Arc is the most confusing name out of these for sure; most folks talk about “reference counting” in general and assume the count is atomic; with Rust’s performance and safety focus, Rc is the non-reference counted version and Arc is the atomically reference counted version. Additionally, there is a feature called “automatic reference counting” that some languages use, that uses atomic reference counting in the implementation.
While this syntax is unusual it is also not unique, OCaml uses it for similar purposes. Nobody loves this one, but also nobody was able to come up with something that could be agreed upon to be better.
> Rc is the non-reference counted version and Arc is the atomically reference counted version.

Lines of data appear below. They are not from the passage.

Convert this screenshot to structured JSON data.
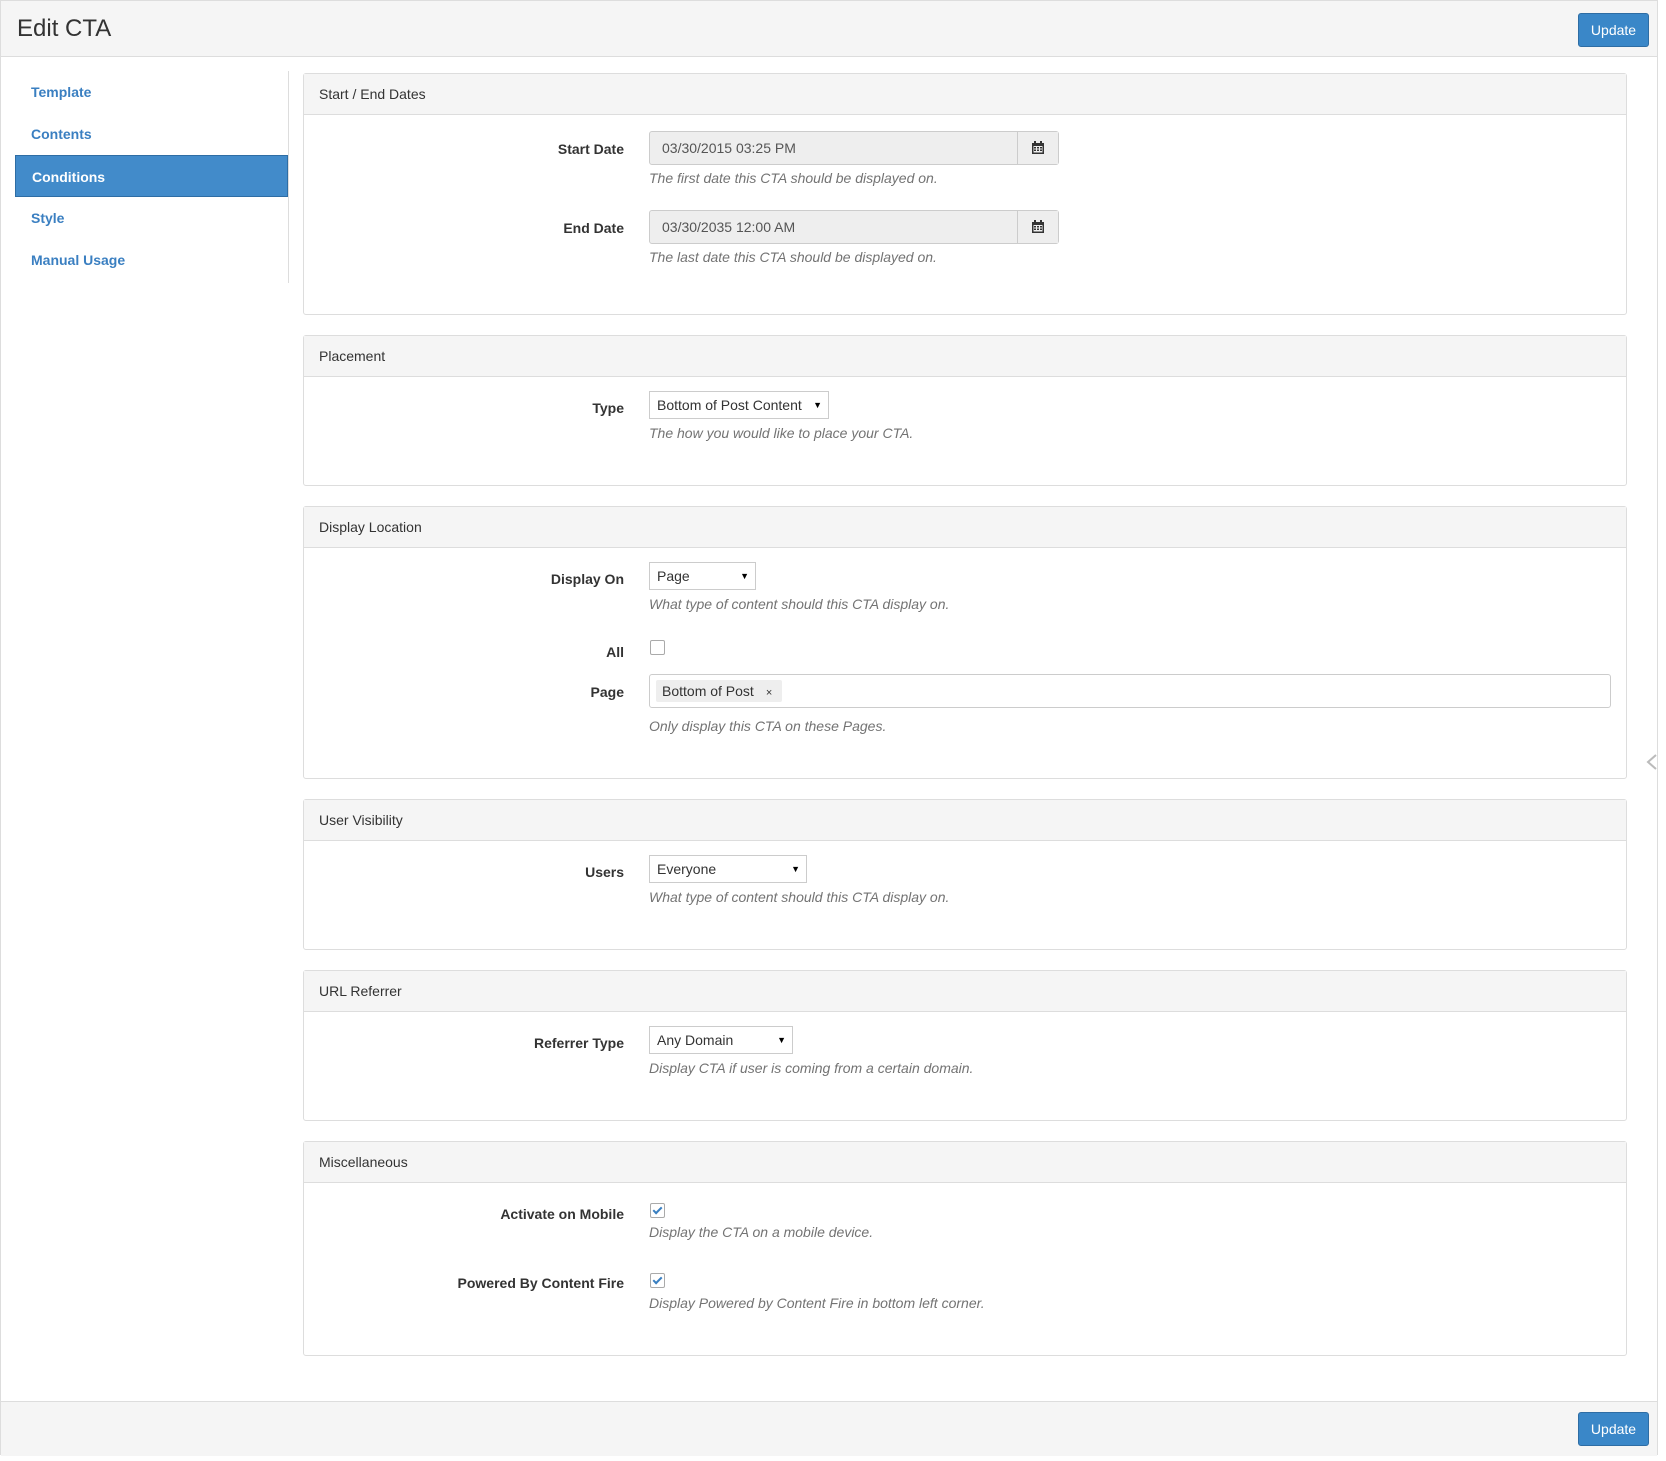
{
  "header": {
    "title": "Edit CTA",
    "update_label": "Update"
  },
  "footer": {
    "update_label": "Update"
  },
  "sidebar": {
    "items": [
      {
        "label": "Template",
        "active": false
      },
      {
        "label": "Contents",
        "active": false
      },
      {
        "label": "Conditions",
        "active": true
      },
      {
        "label": "Style",
        "active": false
      },
      {
        "label": "Manual Usage",
        "active": false
      }
    ]
  },
  "panels": {
    "dates": {
      "heading": "Start / End Dates",
      "start_label": "Start Date",
      "start_value": "03/30/2015 03:25 PM",
      "start_help": "The first date this CTA should be displayed on.",
      "end_label": "End Date",
      "end_value": "03/30/2035 12:00 AM",
      "end_help": "The last date this CTA should be displayed on."
    },
    "placement": {
      "heading": "Placement",
      "type_label": "Type",
      "type_value": "Bottom of Post Content",
      "type_help": "The how you would like to place your CTA."
    },
    "display": {
      "heading": "Display Location",
      "display_on_label": "Display On",
      "display_on_value": "Page",
      "display_on_help": "What type of content should this CTA display on.",
      "all_label": "All",
      "all_checked": false,
      "page_label": "Page",
      "page_tag": "Bottom of Post",
      "page_tag_remove": "×",
      "page_help": "Only display this CTA on these Pages."
    },
    "visibility": {
      "heading": "User Visibility",
      "users_label": "Users",
      "users_value": "Everyone",
      "users_help": "What type of content should this CTA display on."
    },
    "referrer": {
      "heading": "URL Referrer",
      "referrer_label": "Referrer Type",
      "referrer_value": "Any Domain",
      "referrer_help": "Display CTA if user is coming from a certain domain."
    },
    "misc": {
      "heading": "Miscellaneous",
      "mobile_label": "Activate on Mobile",
      "mobile_checked": true,
      "mobile_help": "Display the CTA on a mobile device.",
      "powered_label": "Powered By Content Fire",
      "powered_checked": true,
      "powered_help": "Display Powered by Content Fire in bottom left corner."
    }
  },
  "icons": {
    "calendar": "calendar-icon",
    "dropdown": "caret-down-icon",
    "check": "check-icon"
  },
  "colors": {
    "primary": "#428bca",
    "link": "#3a7fc1",
    "panel_heading_bg": "#f5f5f5",
    "help_text": "#737373"
  }
}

Typo here I think Steve, Rc is reference counted, but it's not atomically reference counted. Hence the lack of an A. You've managed to instead say that it's not reference counted.
> C programmers could read java code and immediately understand
Uh... maybe? But Rust is more like a replacement to C/C++. So a better question is that whether C#/Java programmers could read C/C++ code and immediately understand those & and *.
No. C existed long time before java, so the natural career progression was for C programmers to become java programmers.
It is not at all as easy for C programmers to become Rust programmers as you need to learn a lot about Rust before you are able to understand the Rust code.
I think readability is a major part why java was hugely successful: C programmers could read java code and immediately understand what the code did and able to make minor modifications to the code.
This is very difficult with Rust code. Rust "learned" too much from Perl in this regard.